Contrairement à l'interprétation faite par la Cour, en premier lieu, il n'est pas démontré que la rémunération d'un salaire minimum plus élevé que celui applicable dans le pays où est réalisée la prestation constituerait par essence un obstacle dirimant pour les entreprises soumissionnaires.

À l'inverse, il est évident que les entreprises établies dans le pays qui émet l'appel d'offre souffrent par définition d'un désavantage concurrentiel lorsqu'elles rémunèrent leurs salariés selon des niveaux très significativement supérieurs à ceux que l'on peut trouver ailleurs dans l'Union.

En second lieu, l'arrêt de la Cour est inquiétant car, compte tenu de l'évolution de nos économies et, en particulier, de la dématérialisation des échanges, de plus en plus de prestations soumises à des marchés publics pourront être entièrement réalisées en dehors des États qui les sollicitent.

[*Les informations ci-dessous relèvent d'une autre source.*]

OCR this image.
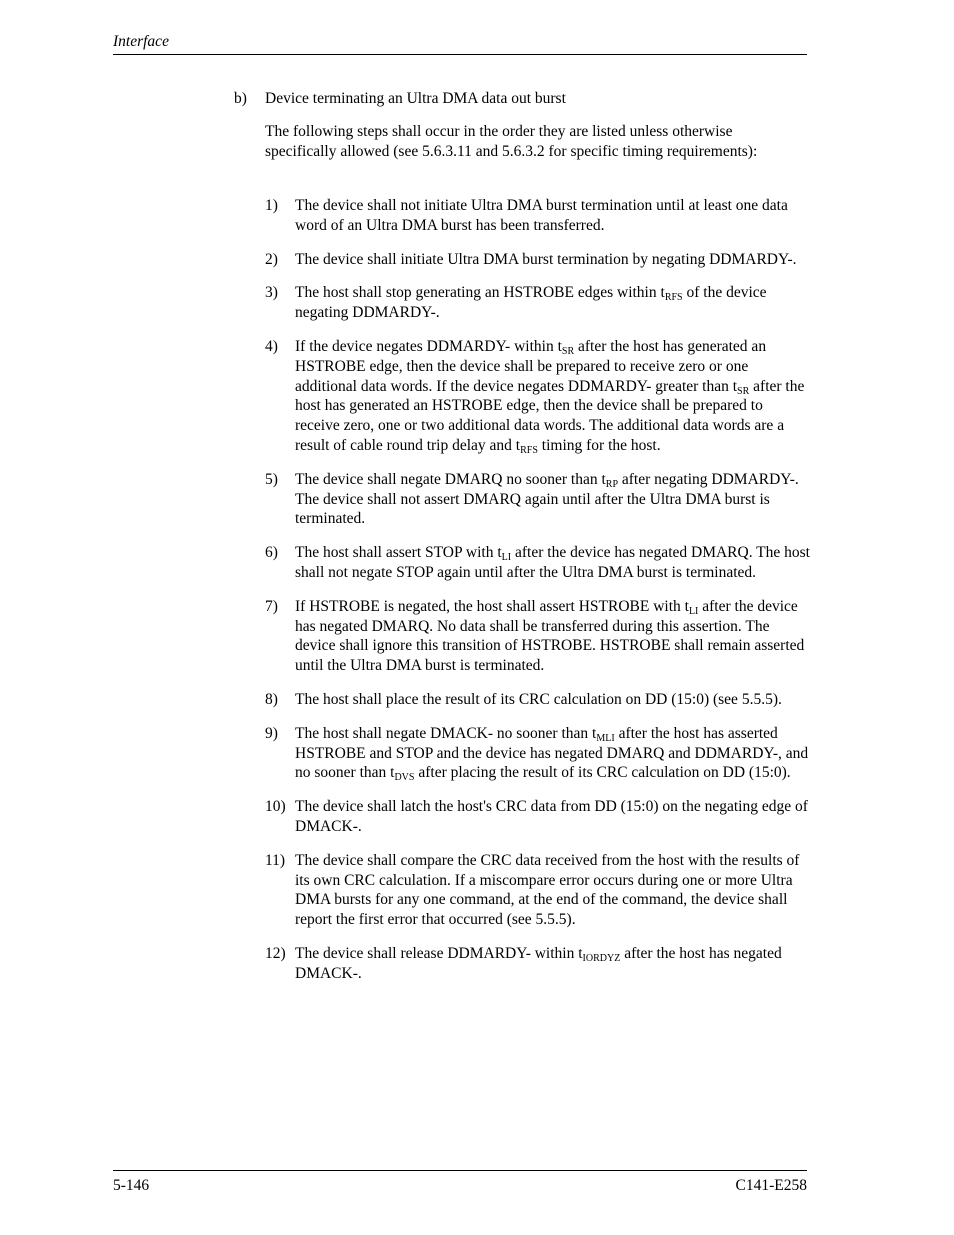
Interface
b) Device terminating an Ultra DMA data out burst
The following steps shall occur in the order they are listed unless otherwise specifically allowed (see 5.6.3.11 and 5.6.3.2 for specific timing requirements):
1) The device shall not initiate Ultra DMA burst termination until at least one data word of an Ultra DMA burst has been transferred.
2) The device shall initiate Ultra DMA burst termination by negating DDMARDY-.
3) The host shall stop generating an HSTROBE edges within $t_{RFS}$ of the device negating DDMARDY-.
4) If the device negates DDMARDY- within $t_{SR}$ after the host has generated an HSTROBE edge, then the device shall be prepared to receive zero or one additional data words. If the device negates DDMARDY- greater than $t_{SR}$ after the host has generated an HSTROBE edge, then the device shall be prepared to receive zero, one or two additional data words. The additional data words are a result of cable round trip delay and $t_{RFS}$ timing for the host.
5) The device shall negate DMARQ no sooner than $t_{RP}$ after negating DDMARDY-. The device shall not assert DMARQ again until after the Ultra DMA burst is terminated.
6) The host shall assert STOP with $t_{LI}$ after the device has negated DMARQ. The host shall not negate STOP again until after the Ultra DMA burst is terminated.
7) If HSTROBE is negated, the host shall assert HSTROBE with $t_{LI}$ after the device has negated DMARQ. No data shall be transferred during this assertion. The device shall ignore this transition of HSTROBE. HSTROBE shall remain asserted until the Ultra DMA burst is terminated.
8) The host shall place the result of its CRC calculation on DD (15:0) (see 5.5.5).
9) The host shall negate DMACK- no sooner than $t_{MLI}$ after the host has asserted HSTROBE and STOP and the device has negated DMARQ and DDMARDY-, and no sooner than $t_{DVS}$ after placing the result of its CRC calculation on DD (15:0).
10) The device shall latch the host's CRC data from DD (15:0) on the negating edge of DMACK-.
11) The device shall compare the CRC data received from the host with the results of its own CRC calculation. If a miscompare error occurs during one or more Ultra DMA bursts for any one command, at the end of the command, the device shall report the first error that occurred (see 5.5.5).
12) The device shall release DDMARDY- within $t_{IORDYZ}$ after the host has negated DMACK-.
5-146	C141-E258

Je pense en particulier aux activités numériques, dont le poids dans la richesse nationale est croissant.

Le fait que ces prestations de service puissent être aisément délocalisées dans des pays dont les salaires minimums sont moins élevés, voire dans des États n'ayant pas de salaire minimum, constitue un risque d'aggravation du dumping social qui érode désormais des éléments décisifs de nos économies, et par conséquent tend à renforcer l'audience des populismes qui prospèrent sur le rejet démagogique de l'Europe.

En conclusion, il me semble que cette jurisprudence de la Cour peine à trouver un point d'équilibre entre l'objectif de libre concurrence et la légitime protection des systèmes sociaux des États membres. En effet, cette décision est de nature à attiser la course à des salaires toujours plus bas et pourrait conduire à une délocalisation accrue.

Il m'apparaît également que la législation européenne devrait davantage permettre aux personnes publiques d'utiliser les procédures de marchés publics comme vecteur à la mise en place des politiques de protections sociales ou environnementales.

Il me paraît souhaitable que les instances de l'Union européenne prennent en compte le cas de la sous-traitance vers des pays de l'Union qui n'ont pas de salaire minimum.

En tout état de cause, cette décision rappelle l'impératif pour l'ensemble des pays de l'Union de progresser vers un salaire minimum européen, modulé suivant les États membres, en fonction du coût de la vie.